42. During the following two days, the party making frieze were at work, and all the available strength and resources of the command that could be applied were kept at constantly improving the means of crossing the inlet from Folly to Morris Islands, and in making sap-rollers and 150 more panels of frieze. The piers were by this time in a good condition to use them.*
43. On the 25th, two batteries were begun in the first line of works, which was now known as the first parallel, in which to mount four naval guns. Heavy parties wee worked at night and, as far as practicable, during the day until these batteries were finished. They occupied the center of the line, and had two 200-pounder Parrott rifled guns and two 80-pounder Whitworth guns mounted in them.
44. The Naval Battery as finally completed is represented in Plate X. Fig. 1 is a plan, and Fig. 2 a cross-section, on the line a b.

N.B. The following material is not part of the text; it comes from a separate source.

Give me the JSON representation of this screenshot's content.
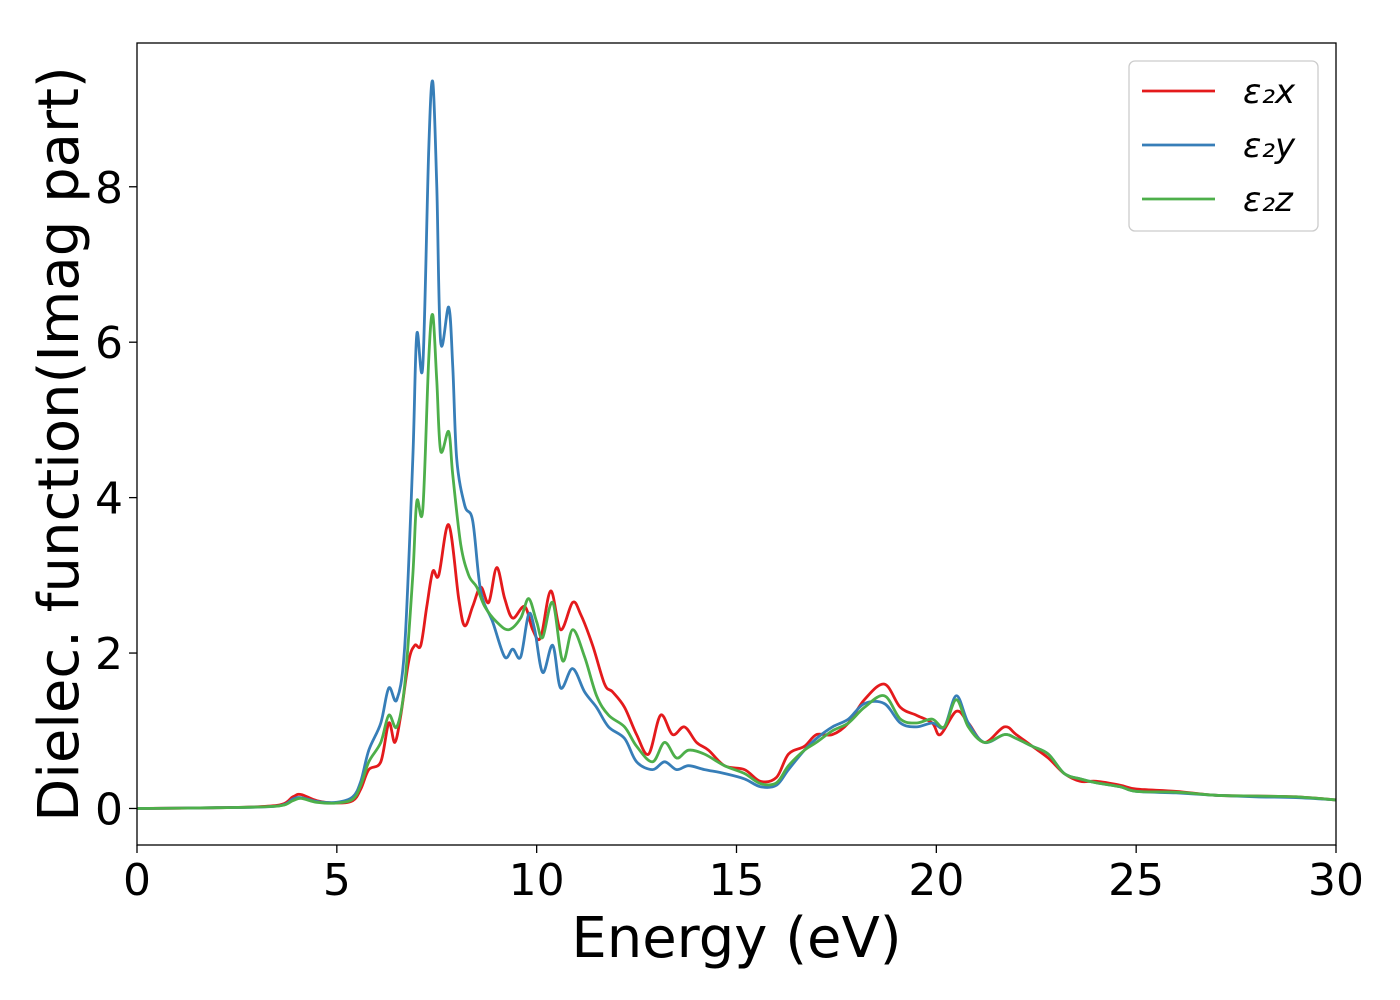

45. On the morning of the 27th, a very thorough survey of Black Island and its situation, relative to the enemy's works on James Island, was made. During the next day, a lookout was built at an advanced point, in the top of a very high pine tree, and a causeway across the march from the sand ridge on the left of Morris island, near where the left center batteries had been established, to Black Island, was begun, under the direction of Captain Eaton, Volunteer Engineers.
46. During the night of the 28th of July, an attempt was made to put in abatis across the beach from the right of the second parallel, beginning at low-water mark, but when some 15 or 20 yards had been planted, the enemy came out on the beach in front of Wagner, and poured in such a heavy fire of grape and canister from four field guns, that the party was very much annoyed, and several of the horses which had been used in bringing up the material having been either killed or wounded, the others took fright, although stationed 300 yards to the rear of the work, and ran off with 23 wagons which had not yet been unloaded.
47. A number of attempts were made to continue the work, and the men behaved well, but before the materials could again be brought together and the work proceeded with, the tide had risen so much as to make it impracticable. Some good men were lost in this affair, and daylight and the enemy's sharpshooters terminated the effort. Captain Charles P. McKenna and Sergeant [Theodore] Mandeville, Volunteer Engineers, were very useful. Sergeant Mandeville was killed.
48. Experiments were now made for the purpose of continuing the investigations as to the practicability of erecting batteries on the marsh.
*The temporary per at south end of Morris Island is represented in Plate IX, in plan, elevation, and sections.